To ensure optimal use and interpretation of the ESC, normative values were defined in adults and children. In addition, reproducibility of the method was assessed under clinical conditions, including both healthy controls and patients with common chronic conditions.

ESC has clinical utility in the evaluation and follow-up of dysautonomia and small fiber peripheral neuropathy which may occur in diseases such as:

=== Diabetes ===

==== General ====

See diabetes

Diabetes and two of its main complications: diabetic neuropathy and autonomic neuropathy. Sensorimotor polyneuropathy (DSPN) is the most common type of polyneuropathy in community-dwelling patients with diabetes, affecting about 25% of them.  The course of DSPN is insidious, though, and up to 50% of patients with neuropathy may be asymptomatic, often resulting in delayed diagnosis. Advanced or painful DSPN may result not only in reduced quality of life, but has been statistically associated with retinopathy and nephropathy, and leads to considerable morbidity and mortality.  The autonomic nervous system (ANS), of which sudomotor nerves are an integral part, is the primary extrinsic control mechanism regulating heart rate, blood pressure, and myocardial contractility. Cardiac autonomic neuropathy (CAN) describes a dysfunction of the ANS and its regulation of the cardiovascular system. CAN is the strongest predictor for mortality in diabetes.  Because early symptoms of CAN tend to be nonspecific, its diagnosis is frequently delayed and screening for CAN should be routinely considered in diabetic patients. Assessment of sudomotor function provides a measure of sympathetic cholinergic function in the workup of CAN.
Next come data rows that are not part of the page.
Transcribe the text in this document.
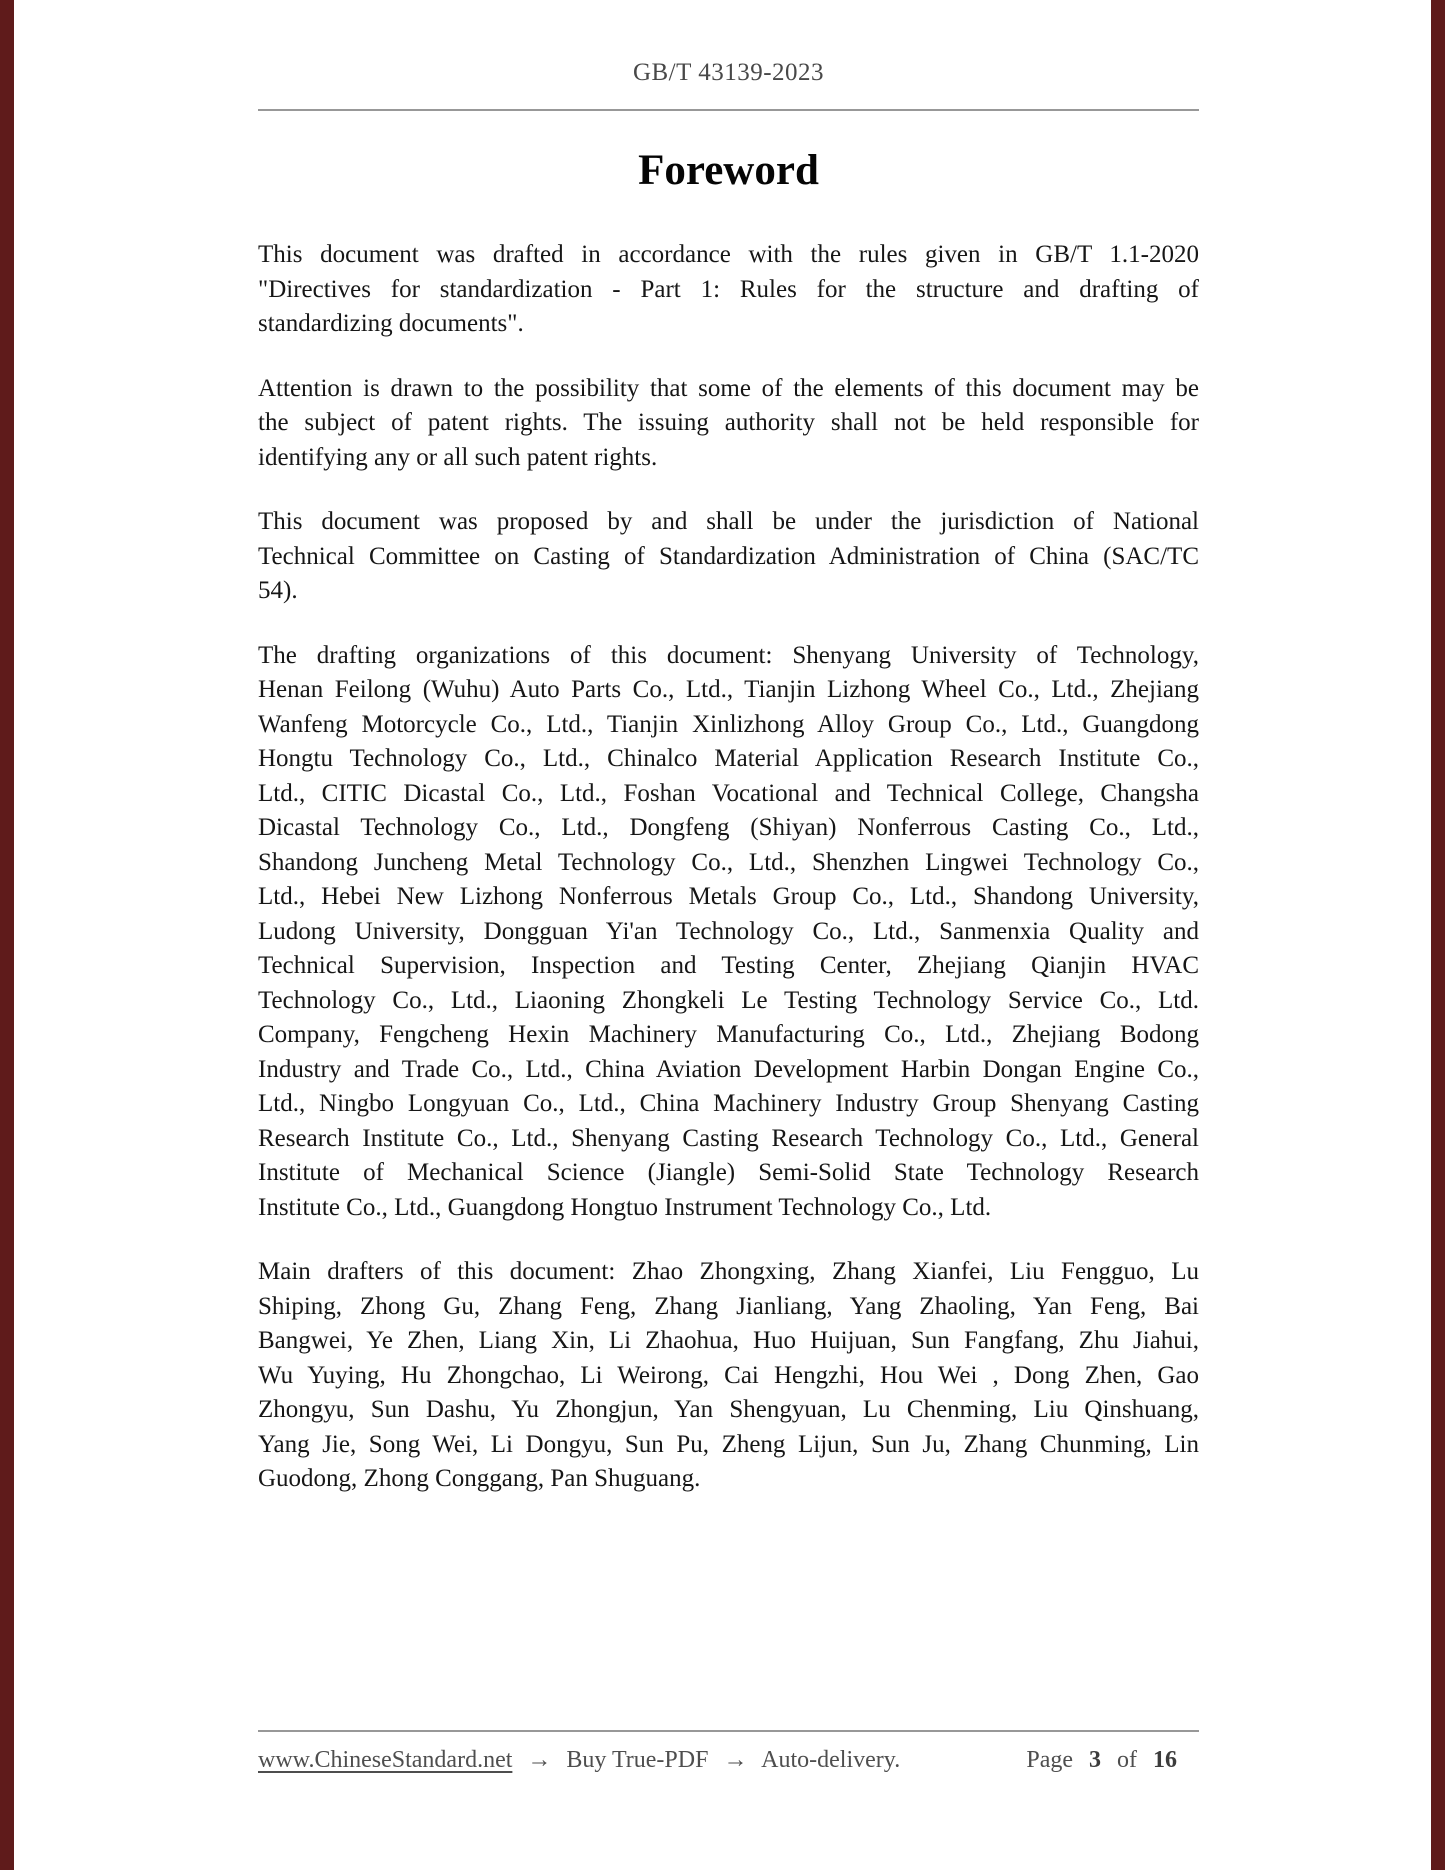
GB/T 43139-2023
Foreword
This document was drafted in accordance with the rules given in GB/T 1.1-2020
"Directives for standardization - Part 1: Rules for the structure and drafting of
standardizing documents".
Attention is drawn to the possibility that some of the elements of this document may be
the subject of patent rights. The issuing authority shall not be held responsible for
identifying any or all such patent rights.
This document was proposed by and shall be under the jurisdiction of National
Technical Committee on Casting of Standardization Administration of China (SAC/TC
54).
The drafting organizations of this document: Shenyang University of Technology,
Henan Feilong (Wuhu) Auto Parts Co., Ltd., Tianjin Lizhong Wheel Co., Ltd., Zhejiang
Wanfeng Motorcycle Co., Ltd., Tianjin Xinlizhong Alloy Group Co., Ltd., Guangdong
Hongtu Technology Co., Ltd., Chinalco Material Application Research Institute Co.,
Ltd., CITIC Dicastal Co., Ltd., Foshan Vocational and Technical College, Changsha
Dicastal Technology Co., Ltd., Dongfeng (Shiyan) Nonferrous Casting Co., Ltd.,
Shandong Juncheng Metal Technology Co., Ltd., Shenzhen Lingwei Technology Co.,
Ltd., Hebei New Lizhong Nonferrous Metals Group Co., Ltd., Shandong University,
Ludong University, Dongguan Yi'an Technology Co., Ltd., Sanmenxia Quality and
Technical Supervision, Inspection and Testing Center, Zhejiang Qianjin HVAC
Technology Co., Ltd., Liaoning Zhongkeli Le Testing Technology Service Co., Ltd.
Company, Fengcheng Hexin Machinery Manufacturing Co., Ltd., Zhejiang Bodong
Industry and Trade Co., Ltd., China Aviation Development Harbin Dongan Engine Co.,
Ltd., Ningbo Longyuan Co., Ltd., China Machinery Industry Group Shenyang Casting
Research Institute Co., Ltd., Shenyang Casting Research Technology Co., Ltd., General
Institute of Mechanical Science (Jiangle) Semi-Solid State Technology Research
Institute Co., Ltd., Guangdong Hongtuo Instrument Technology Co., Ltd.
Main drafters of this document: Zhao Zhongxing, Zhang Xianfei, Liu Fengguo, Lu
Shiping, Zhong Gu, Zhang Feng, Zhang Jianliang, Yang Zhaoling, Yan Feng, Bai
Bangwei, Ye Zhen, Liang Xin, Li Zhaohua, Huo Huijuan, Sun Fangfang, Zhu Jiahui,
Wu Yuying, Hu Zhongchao, Li Weirong, Cai Hengzhi, Hou Wei , Dong Zhen, Gao
Zhongyu, Sun Dashu, Yu Zhongjun, Yan Shengyuan, Lu Chenming, Liu Qinshuang,
Yang Jie, Song Wei, Li Dongyu, Sun Pu, Zheng Lijun, Sun Ju, Zhang Chunming, Lin
Guodong, Zhong Conggang, Pan Shuguang.
www.ChineseStandard.net → Buy True-PDF → Auto-delivery.	Page 3 of 16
==== Diabetic foot ulcer ====

See Diabetic foot ulcer (DFU).

In diabetic wounds, issues like tissue ischemia, hypoxia, high glucose microenvironment and skin dryness disrupt the healing process, leading to delayed or nonhealing wounds and clinical complications. In some cases it led to amputations and in the worst cases to the death. In that context being able to detect earlier the diabetic neuropathies and skin dryness with electrochemical conductance to avoid complication has been proposed for DFU management.

==== Meta-analysis ====
In 2025 a meta-analysis proposed to used Electrochemical Skin conductance with an other metric, the feet skin temperature, to better anticipated diabetic peripheral neuropathies.

=== Amyloidosis ===
Amyloidosis such as familial amyloid neuropathy, AL amyloidosis, and AA amyloidosis [publication pending]. During the course of AL amyloidosis, peripheral neuropathy occurs in 10–35% of patients; dysautonomia itself is an independent prognostic factor, and assessment of sweat disturbances is routine in the evaluation of amyloidosis.  ESC may provide a measure of subclinical autonomic involvement, which is not systematically assessed with more sophisticated equipment.

=== Cystic fibrosis ===
The effects of cystic fibrosis on sweat glands were described by Quinton. The performance and potential utility of ESC were assessed in this disease.
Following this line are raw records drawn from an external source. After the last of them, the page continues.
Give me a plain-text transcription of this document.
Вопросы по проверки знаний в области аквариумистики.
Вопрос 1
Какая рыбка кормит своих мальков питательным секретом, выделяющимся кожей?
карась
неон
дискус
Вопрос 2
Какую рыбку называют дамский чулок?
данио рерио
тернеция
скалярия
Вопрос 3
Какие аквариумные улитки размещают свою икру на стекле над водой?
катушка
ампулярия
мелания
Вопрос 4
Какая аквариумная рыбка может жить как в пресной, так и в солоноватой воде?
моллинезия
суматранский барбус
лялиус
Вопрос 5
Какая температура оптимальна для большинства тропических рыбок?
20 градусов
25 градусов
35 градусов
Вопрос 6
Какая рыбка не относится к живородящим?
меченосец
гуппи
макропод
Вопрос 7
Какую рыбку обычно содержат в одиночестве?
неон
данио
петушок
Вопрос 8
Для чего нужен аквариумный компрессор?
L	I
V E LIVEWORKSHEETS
=== Parkinson's disease ===
Assessment of dysautonomia is important for patient follow-up and assessment of sudomotor function can be helpful in daily practice.

=== Chemotherapy-induced peripheral neuropathy (CIPN) ===
Chemotherapy-induced peripheral neuropathy is a common, potentially severe and dose-limiting adverse effect of multiple chemotherapeutic agents.  CIPN can persist long after the completion of chemotherapy and imposes a significant quality of life and economic burden to cancer survivors.  ESC allows for an objective quantification of small fiber impairment and is easy to implement in the clinic.

=== Sjögren syndrome ===
ESC may help in the diagnosis process.

=== Neuropathic pain ===
Neuropathic pain usually manifests in the setting of small fiber neuropathy. Small fiber neuropathy is common and may arise from a number of conditions such as diabetes, metabolic syndrome, infectious diseases, toxins, and autoimmune disorders. The gold standard for diagnosing small fiber neuropathy as the etiology of neuropathic pain is skin biopsy. Sudomotor assessment, an accurate objective technique, could be considered as a good screening tool to limit skin biopsy in patients in whom it is not suitable.

ESC has been evaluated for both early diagnosis of small fiber neuropathy and follow-up of treatment efficacy in each of these conditions.